Journalist and editor at The Turban Times Florian Elabdi (right) and photographer Martin Thaulow will be updating The Turban Times’ Instagram account with pictures and short stories from their trip in the border region between Bulgaria, Greece and Turkey:
“In the following days, we will be visiting refugee camps, hospitals, cemeteries and border towns to tell refugee stories. Stay tuned on The Turban Times and Refugee.Today to receive updates, stories and pictures from a border region which is still one of the main refugee routes for people attempting to flee from the ongoing wars in the Middle East.”
Pictures by Martin Thaulow / Copyright Refugee.Today
The day after we arrived in Sofia, we met a group of Iraqi Kurdish refugees outside the Vrajdebna Refugee Camp in the Bulgarian capital. We were not allowed to enter the camp.
After more than a year of living in the UK, Shahram was deported back to Bulgaria, because his fingerprints were first registered in the country. Shahram and his friends in the refugee camp are frustrated by the living conditions inside the camp and the treatment they have received from Bulgarian authorities.
According to the men, they have all been subjugated to threats, beatings and humiliations by the police. One man described how he was denied water for two days first time he entered Bulgaria. When he asked for water, a policeman allegedly urinated in a bottle and said;
“You want water, here you have water.”
“First of all it’s work. I love my job. Every case has it’s own unique history. But I don’t think about the cases when I go home. I keep a professional distance,”
Dr. Pavlidis says and thinks for a few seconds:
“The only difficult thing for me is the children. The children are always the worst.”
For 18 years Doctor Pavlos Pavlidis has been in charge of the Forensic Department at Alexandroupoli University Hospital in the Northeastern Greece. During this period, he has attempted to identify the bodies of 359 refugees who were found dead by Greek authorities. The majority died by drowning in the Evros river or by hypothermia after crossing it.
Amed Qasim, 29, is a laboratory technician from Hassakeh in Syria. When the war broke out, he was forced to join military service in the Syrian Army and was stationed at a highway-checkpoint in Deraa, an area experiencing some of the most intense fighting at that time.
“I didn’t want to kill anybody, and I didn’t want to be killed, so I chose to flee,” Amed Qasim says.
After fleeing from Syria, Amed managed to escape across the Turkish border to Bulgaria with his wife Najla and their two children Miraf and Azad in the fall of 2016.
In Hungary, on their way to Germany, the family was placed in a locked detention facility for six months. A legal consultant from a renowned NGO allegedly advised him and his wife to become pregnant to avoid deportation back to Bulgaria.

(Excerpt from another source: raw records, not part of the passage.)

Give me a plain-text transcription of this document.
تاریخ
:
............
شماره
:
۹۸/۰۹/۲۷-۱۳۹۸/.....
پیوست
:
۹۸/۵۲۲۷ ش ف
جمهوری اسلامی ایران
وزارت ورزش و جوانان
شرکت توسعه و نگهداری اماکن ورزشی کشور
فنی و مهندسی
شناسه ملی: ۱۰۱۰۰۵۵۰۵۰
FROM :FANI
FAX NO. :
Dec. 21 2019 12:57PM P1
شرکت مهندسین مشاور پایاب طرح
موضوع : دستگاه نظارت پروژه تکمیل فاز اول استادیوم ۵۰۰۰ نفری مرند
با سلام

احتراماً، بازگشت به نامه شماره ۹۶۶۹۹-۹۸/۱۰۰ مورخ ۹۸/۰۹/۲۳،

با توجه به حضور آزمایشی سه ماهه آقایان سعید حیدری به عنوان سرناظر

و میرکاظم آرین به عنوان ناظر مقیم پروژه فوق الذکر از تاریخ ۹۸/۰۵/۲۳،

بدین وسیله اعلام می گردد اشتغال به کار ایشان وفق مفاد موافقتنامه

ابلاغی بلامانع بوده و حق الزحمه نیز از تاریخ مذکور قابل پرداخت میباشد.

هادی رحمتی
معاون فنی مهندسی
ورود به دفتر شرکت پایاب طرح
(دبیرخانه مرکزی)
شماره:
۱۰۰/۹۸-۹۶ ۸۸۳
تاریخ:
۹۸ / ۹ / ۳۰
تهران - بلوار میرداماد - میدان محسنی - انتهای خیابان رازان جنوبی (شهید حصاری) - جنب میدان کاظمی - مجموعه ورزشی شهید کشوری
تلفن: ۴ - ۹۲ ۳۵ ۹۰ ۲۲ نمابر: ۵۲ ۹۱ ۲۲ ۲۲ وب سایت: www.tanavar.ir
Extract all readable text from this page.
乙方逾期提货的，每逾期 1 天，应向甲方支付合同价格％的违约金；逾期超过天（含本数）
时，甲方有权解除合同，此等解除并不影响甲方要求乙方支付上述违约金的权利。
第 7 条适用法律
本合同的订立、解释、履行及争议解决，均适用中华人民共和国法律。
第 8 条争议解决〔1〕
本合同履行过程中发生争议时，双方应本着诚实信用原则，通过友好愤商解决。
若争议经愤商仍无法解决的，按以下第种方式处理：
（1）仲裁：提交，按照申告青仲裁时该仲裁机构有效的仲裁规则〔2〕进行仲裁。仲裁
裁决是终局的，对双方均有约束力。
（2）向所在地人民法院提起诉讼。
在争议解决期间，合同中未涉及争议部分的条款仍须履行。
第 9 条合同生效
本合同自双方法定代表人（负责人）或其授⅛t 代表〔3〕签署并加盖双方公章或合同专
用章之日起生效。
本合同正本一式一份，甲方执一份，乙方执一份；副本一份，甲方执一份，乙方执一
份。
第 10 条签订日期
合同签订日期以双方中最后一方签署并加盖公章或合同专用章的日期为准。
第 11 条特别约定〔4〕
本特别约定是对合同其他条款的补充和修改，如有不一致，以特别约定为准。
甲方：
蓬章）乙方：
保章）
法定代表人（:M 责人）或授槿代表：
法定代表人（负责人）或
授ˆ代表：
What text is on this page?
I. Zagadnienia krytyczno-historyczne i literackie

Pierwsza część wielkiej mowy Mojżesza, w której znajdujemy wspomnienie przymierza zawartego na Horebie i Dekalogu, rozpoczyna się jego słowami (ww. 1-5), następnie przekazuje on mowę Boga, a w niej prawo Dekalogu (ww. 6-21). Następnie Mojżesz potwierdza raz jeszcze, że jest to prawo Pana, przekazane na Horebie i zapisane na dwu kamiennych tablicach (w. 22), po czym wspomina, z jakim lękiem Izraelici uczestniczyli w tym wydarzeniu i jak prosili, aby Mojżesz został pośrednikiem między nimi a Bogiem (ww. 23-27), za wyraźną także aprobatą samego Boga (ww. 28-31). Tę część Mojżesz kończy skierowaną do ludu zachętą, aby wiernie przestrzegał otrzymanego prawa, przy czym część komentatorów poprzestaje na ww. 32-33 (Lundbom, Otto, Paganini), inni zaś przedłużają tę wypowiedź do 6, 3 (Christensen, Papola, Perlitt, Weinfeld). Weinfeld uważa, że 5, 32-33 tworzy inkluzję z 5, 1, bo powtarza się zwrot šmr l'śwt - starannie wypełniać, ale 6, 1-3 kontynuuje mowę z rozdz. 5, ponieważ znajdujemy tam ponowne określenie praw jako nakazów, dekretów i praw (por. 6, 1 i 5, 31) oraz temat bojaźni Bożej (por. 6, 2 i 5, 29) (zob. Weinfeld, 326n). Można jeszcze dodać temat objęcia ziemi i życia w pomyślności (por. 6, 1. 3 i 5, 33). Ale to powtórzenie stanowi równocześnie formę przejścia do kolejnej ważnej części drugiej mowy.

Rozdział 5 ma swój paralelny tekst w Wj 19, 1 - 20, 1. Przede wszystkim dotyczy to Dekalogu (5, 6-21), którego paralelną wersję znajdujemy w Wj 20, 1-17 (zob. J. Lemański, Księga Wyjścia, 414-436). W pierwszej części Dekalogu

“Your only option is to make your wife pregnant. Then the Hungarian authorities most likely won’t deport you back to Bulgaria,” the legal advisor allegedly told him.
In late November 2017, Amed, his wife and their two children were deported back to Bulgaria, despite following the advice of the NGO. The family is now expecting their third child in Vrajdebna Refugee Camp in Sofia, but they are still living in constant uncertainty about their future.
“In Syria, we say that patience is the key to success. If you’re patient, you will find the key that opens new doors in life. If you’re not, you’ll lose. With a wife and two children, I have to be patient, what else can I do? Otherwise my psychological condition will be affected, and I’ll end up doing something harmful.”
(We are aware of the identity of the NGO and advisor, but we have chosen not to publish the name, since we haven’t been able to obtain the other part’s response.)
“We once received the corpse of a young man who had been shot in the back. The bullet had gone through his chest. He appeared to be from Bangladesh. I was extremely affected by the scene and I haven’t performed corporal ablutions since then,” Imam Abdullah Sherif explains.
Imam Sherif is from a family of Islamic scholars living in the Northeastern Greek mountain village of Sidiro. The Sherif family has been trusted with the task of burying dead refugees in the region, close to the river border with Turkey. In the past years, the family has buried around 300 dead refugees, most of them unidentified men.
Occasionally, the Muslim village also helps refugees seeking shelter and food after they’ve managed to cross the border. Despite his good relations with Greek authorities, Imam Abdullah Sherif expresses his concerns about systematic deportations of Syrians back to Turkey, also known as ‘forced pushbacks’.
“If a Syrian is caught by the authorities in this area, he will be sent back against his will. I am truly baffled by this. I met a Syrian man who had been caught and deported back to Turkey five times by the Greek authorities. We can discuss how and why this is going on, but the most important thing is to solve this problem.”